We can also look at how the company has valued itself with respect to management incentives. Only 5 months ago, Sprouts awarded options to employees which by their Black-Scholes model, resulted in a fair value per share of $9.15. Applying that to current, diluted shares outstanding implies a similar value as the Sunflower transaction—i.e. about a quarter of current enterprise value:

 

Mar 2013 option grants 9.15  
diluted shares 159.1 vs. curr ev
implied valuation 1,456 -78%

 

Is there any plausible scenario in which Sprouts is fairly valued? Not really. Even if you assume they build ALL the 1,200 stores they think the U.S. market can support, and these earn 35% cash-on-cash returns, as they say their stores generate after 3-4 years, and the cost-to-open does not change from the current reported value of $2.8 mm, and then you assume all this happens instantly so there’s no time discount, then the company trades at 8.1x ebitda—a full 2 turns higher than where a mature, no-growth supermarket tends to trade.
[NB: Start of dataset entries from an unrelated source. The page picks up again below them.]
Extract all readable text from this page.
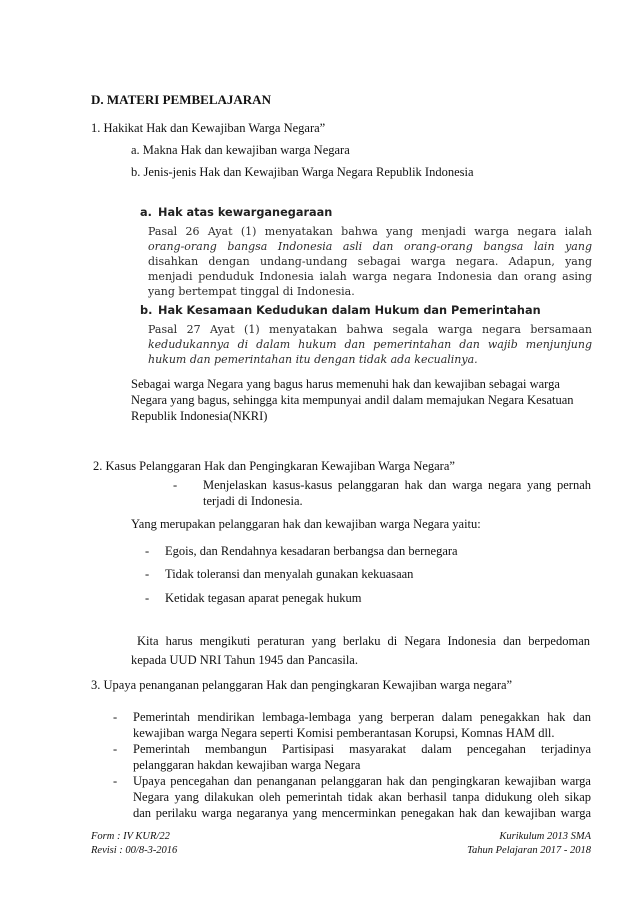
D. MATERI PEMBELAJARAN
1. Hakikat Hak dan Kewajiban Warga Negara”
a. Makna Hak dan kewajiban warga Negara
b. Jenis-jenis Hak dan Kewajiban Warga Negara Republik Indonesia
a. Hak atas kewarganegaraan
Pasal 26 Ayat (1) menyatakan bahwa yang menjadi warga negara ialah
orang-orang bangsa Indonesia asli dan orang-orang bangsa lain yang
disahkan dengan undang-undang sebagai warga negara. Adapun, yang
menjadi penduduk Indonesia ialah warga negara Indonesia dan orang asing
yang bertempat tinggal di Indonesia.
b. Hak Kesamaan Kedudukan dalam Hukum dan Pemerintahan
Pasal 27 Ayat (1) menyatakan bahwa segala warga negara bersamaan
kedudukannya di dalam hukum dan pemerintahan dan wajib menjunjung
hukum dan pemerintahan itu dengan tidak ada kecualinya.
Sebagai warga Negara yang bagus harus memenuhi hak dan kewajiban sebagai warga
Negara yang bagus, sehingga kita mempunyai andil dalam memajukan Negara Kesatuan
Republik Indonesia(NKRI)
2. Kasus Pelanggaran Hak dan Pengingkaran Kewajiban Warga Negara”
- Menjelaskan kasus-kasus pelanggaran hak dan warga negara yang pernah
terjadi di Indonesia.
Yang merupakan pelanggaran hak dan kewajiban warga Negara yaitu:
- Egois, dan Rendahnya kesadaran berbangsa dan bernegara
- Tidak toleransi dan menyalah gunakan kekuasaan
- Ketidak tegasan aparat penegak hukum
Kita harus mengikuti peraturan yang berlaku di Negara Indonesia dan berpedoman
kepada UUD NRI Tahun 1945 dan Pancasila.
3. Upaya penanganan pelanggaran Hak dan pengingkaran Kewajiban warga negara”
- Pemerintah mendirikan lembaga-lembaga yang berperan dalam penegakkan hak dan
kewajiban warga Negara seperti Komisi pemberantasan Korupsi, Komnas HAM dll.
- Pemerintah membangun Partisipasi masyarakat dalam pencegahan terjadinya
pelanggaran hakdan kewajiban warga Negara
- Upaya pencegahan dan penanganan pelanggaran hak dan pengingkaran kewajiban warga
Negara yang dilakukan oleh pemerintah tidak akan berhasil tanpa didukung oleh sikap
dan perilaku warga negaranya yang mencerminkan penegakan hak dan kewajiban warga
Form : IV KUR/22
Revisi : 00/8-3-2016
Kurikulum 2013 SMA
Tahun Pelajaran 2017 - 2018
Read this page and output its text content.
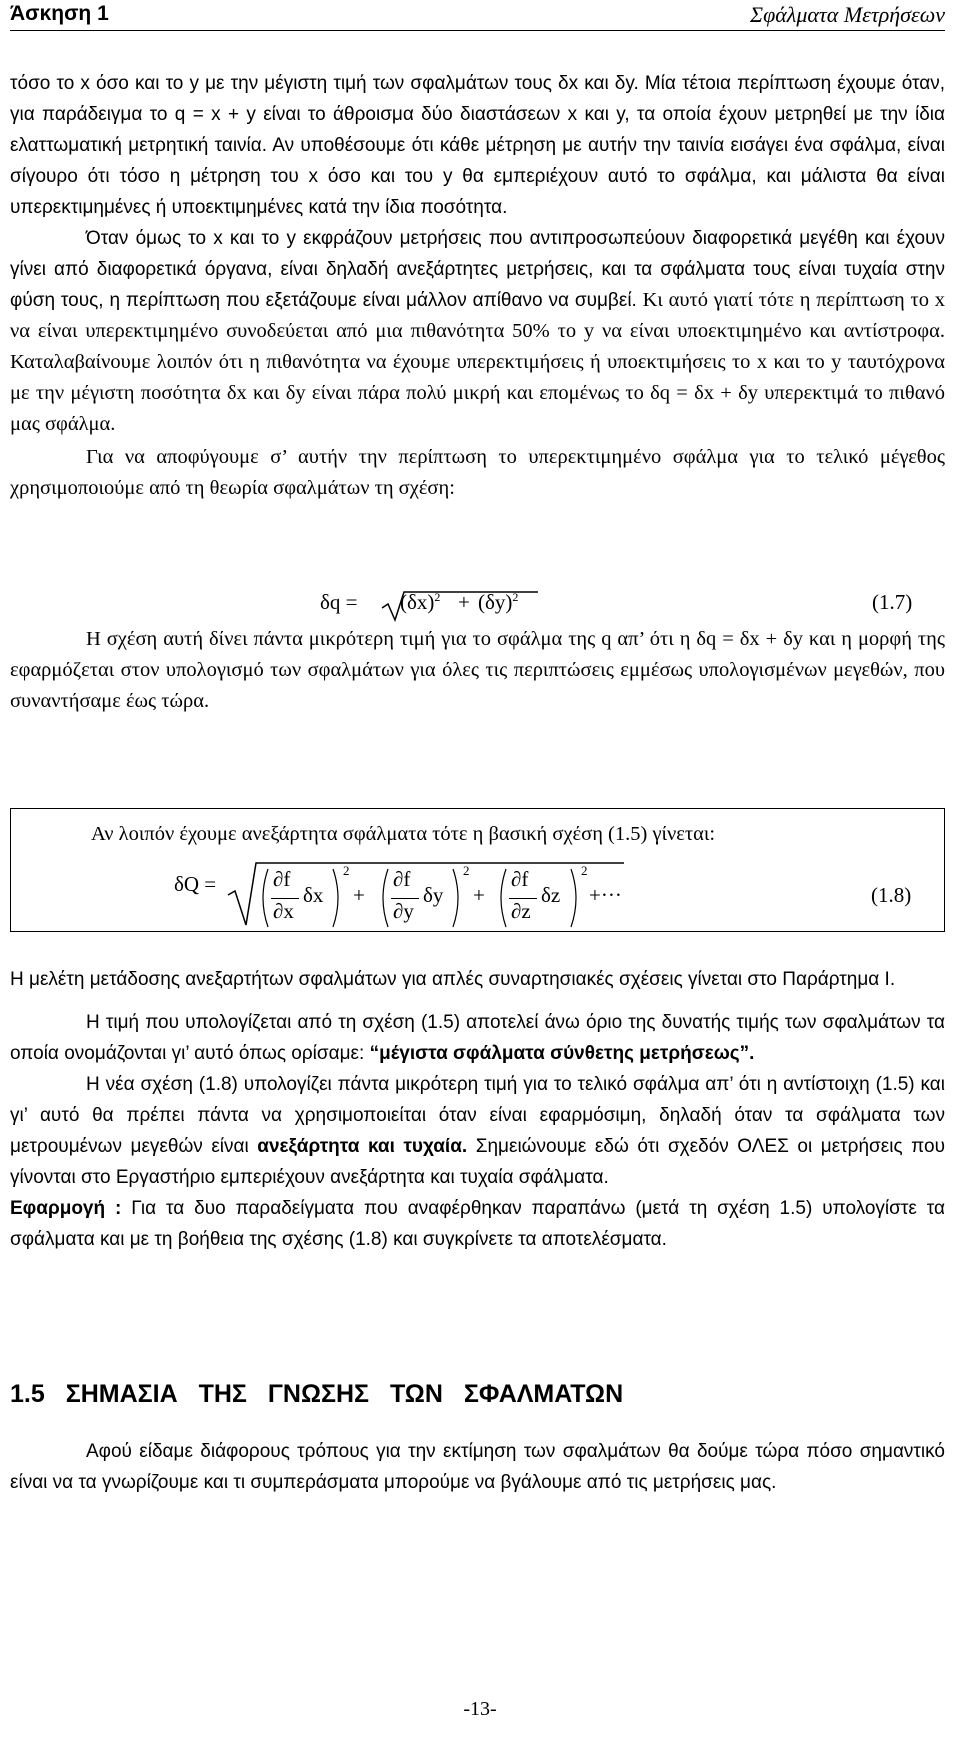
Άσκηση 1	Σφάλματα Μετρήσεων

τόσο το x όσο και το y με την μέγιστη τιμή των σφαλμάτων τους δx και δy. Μία τέτοια περίπτωση έχουμε όταν, για παράδειγμα το q = x + y είναι το άθροισμα δύο διαστάσεων x και y, τα οποία έχουν μετρηθεί με την ίδια ελαττωματική μετρητική ταινία. Αν υποθέσουμε ότι κάθε μέτρηση με αυτήν την ταινία εισάγει ένα σφάλμα, είναι σίγουρο ότι τόσο η μέτρηση του x όσο και του y θα εμπεριέχουν αυτό το σφάλμα, και μάλιστα θα είναι υπερεκτιμημένες ή υποεκτιμημένες κατά την ίδια ποσότητα.

Όταν όμως το x και το y εκφράζουν μετρήσεις που αντιπροσωπεύουν διαφορετικά μεγέθη και έχουν γίνει από διαφορετικά όργανα, είναι δηλαδή ανεξάρτητες μετρήσεις, και τα σφάλματα τους είναι τυχαία στην φύση τους, η περίπτωση που εξετάζουμε είναι μάλλον απίθανο να συμβεί. Κι αυτό γιατί τότε η περίπτωση το x να είναι υπερεκτιμημένο συνοδεύεται από μια πιθανότητα 50% το y να είναι υποεκτιμημένο και αντίστροφα. Καταλαβαίνουμε λοιπόν ότι η πιθανότητα να έχουμε υπερεκτιμήσεις ή υποεκτιμήσεις το x και το y ταυτόχρονα με την μέγιστη ποσότητα δx και δy είναι πάρα πολύ μικρή και επομένως το δq = δx + δy υπερεκτιμά το πιθανό μας σφάλμα.

Για να αποφύγουμε σ’ αυτήν την περίπτωση το υπερεκτιμημένο σφάλμα για το τελικό μέγεθος χρησιμοποιούμε από τη θεωρία σφαλμάτων τη σχέση:

$\delta q = (\delta x)^2 + (\delta y)^2$	(1.7)

Η σχέση αυτή δίνει πάντα μικρότερη τιμή για το σφάλμα της q απ’ ότι η δq = δx + δy και η μορφή της εφαρμόζεται στον υπολογισμό των σφαλμάτων για όλες τις περιπτώσεις εμμέσως υπολογισμένων μεγεθών, που συναντήσαμε έως τώρα.

Αν λοιπόν έχουμε ανεξάρτητα σφάλματα τότε η βασική σχέση (1.5) γίνεται:
δQ =	∂f
∂x
δx
2
+
∂f
∂y
δy
2
+
∂f
∂z
δz
2
+···	(1.8)

Η μελέτη μετάδοσης ανεξαρτήτων σφαλμάτων για απλές συναρτησιακές σχέσεις γίνεται στο Παράρτημα Ι.

Η τιμή που υπολογίζεται από τη σχέση (1.5) αποτελεί άνω όριο της δυνατής τιμής των σφαλμάτων τα οποία ονομάζονται γι’ αυτό όπως ορίσαμε: “μέγιστα σφάλματα σύνθετης μετρήσεως”.

Η νέα σχέση (1.8) υπολογίζει πάντα μικρότερη τιμή για το τελικό σφάλμα απ’ ότι η αντίστοιχη (1.5) και γι’ αυτό θα πρέπει πάντα να χρησιμοποιείται όταν είναι εφαρμόσιμη, δηλαδή όταν τα σφάλματα των μετρουμένων μεγεθών είναι ανεξάρτητα και τυχαία. Σημειώνουμε εδώ ότι σχεδόν ΟΛΕΣ οι μετρήσεις που γίνονται στο Εργαστήριο εμπεριέχουν ανεξάρτητα και τυχαία σφάλματα.

Εφαρμογή : Για τα δυο παραδείγματα που αναφέρθηκαν παραπάνω (μετά τη σχέση 1.5) υπολογίστε τα σφάλματα και με τη βοήθεια της σχέσης (1.8) και συγκρίνετε τα αποτελέσματα.

1.5 ΣΗΜΑΣΙΑ ΤΗΣ ΓΝΩΣΗΣ ΤΩΝ ΣΦΑΛΜΑΤΩΝ

Αφού είδαμε διάφορους τρόπους για την εκτίμηση των σφαλμάτων θα δούμε τώρα πόσο σημαντικό είναι να τα γνωρίζουμε και τι συμπεράσματα μπορούμε να βγάλουμε από τις μετρήσεις μας.

-13-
The risks and time you have to ignore, and the growth you have to assume, in order for this valuation to be appropriate seem simply preposterous to us.

 

ultimate stores 1,200
investment per store 2.8
total investment 2,929
   
cash-on-cash return  35%
ebitda/store 1.0
ultimate ebitda 1,176.0
   
pf ev (current ev + investment) 9,488.5
ev / ebitda 8.1x

 

Bulls may point to their robust same store sales growth as a reason to be optimistic, but we would suggest some healthy skepticism around these numbers. With the company having done a major acquisition/merger in each of the past two years, and conversions of all of the acquired stores, most of which while kept open, we think there has been plenty of room for the company to report same store sales growth favorably. We have no evidence of accounting shenanigans here, but also don’t see reason for a lot of confidence in the numbers either.

So, if we weren’t completely sure Leon Black was serious when he said they were selling everything possible, after looking at Sprouts in particular, we’re pretty confident it won’t be the exception. We recommend selling Sprout short for all the above reasons, and in anticipation of Apollo, with 45% of the shares outstanding, being an eager and heavy seller as well, as soon as their lockup expires, or sooner if they can get a waiver.

I do not hold a position of employment, directorship, or consultancy with the issuer.
I and/or others I advise hold a material investment in the issuer's securities.

Catalyst

Apollo selling when lockup expires.
Over longer term, growth disappointing expectations.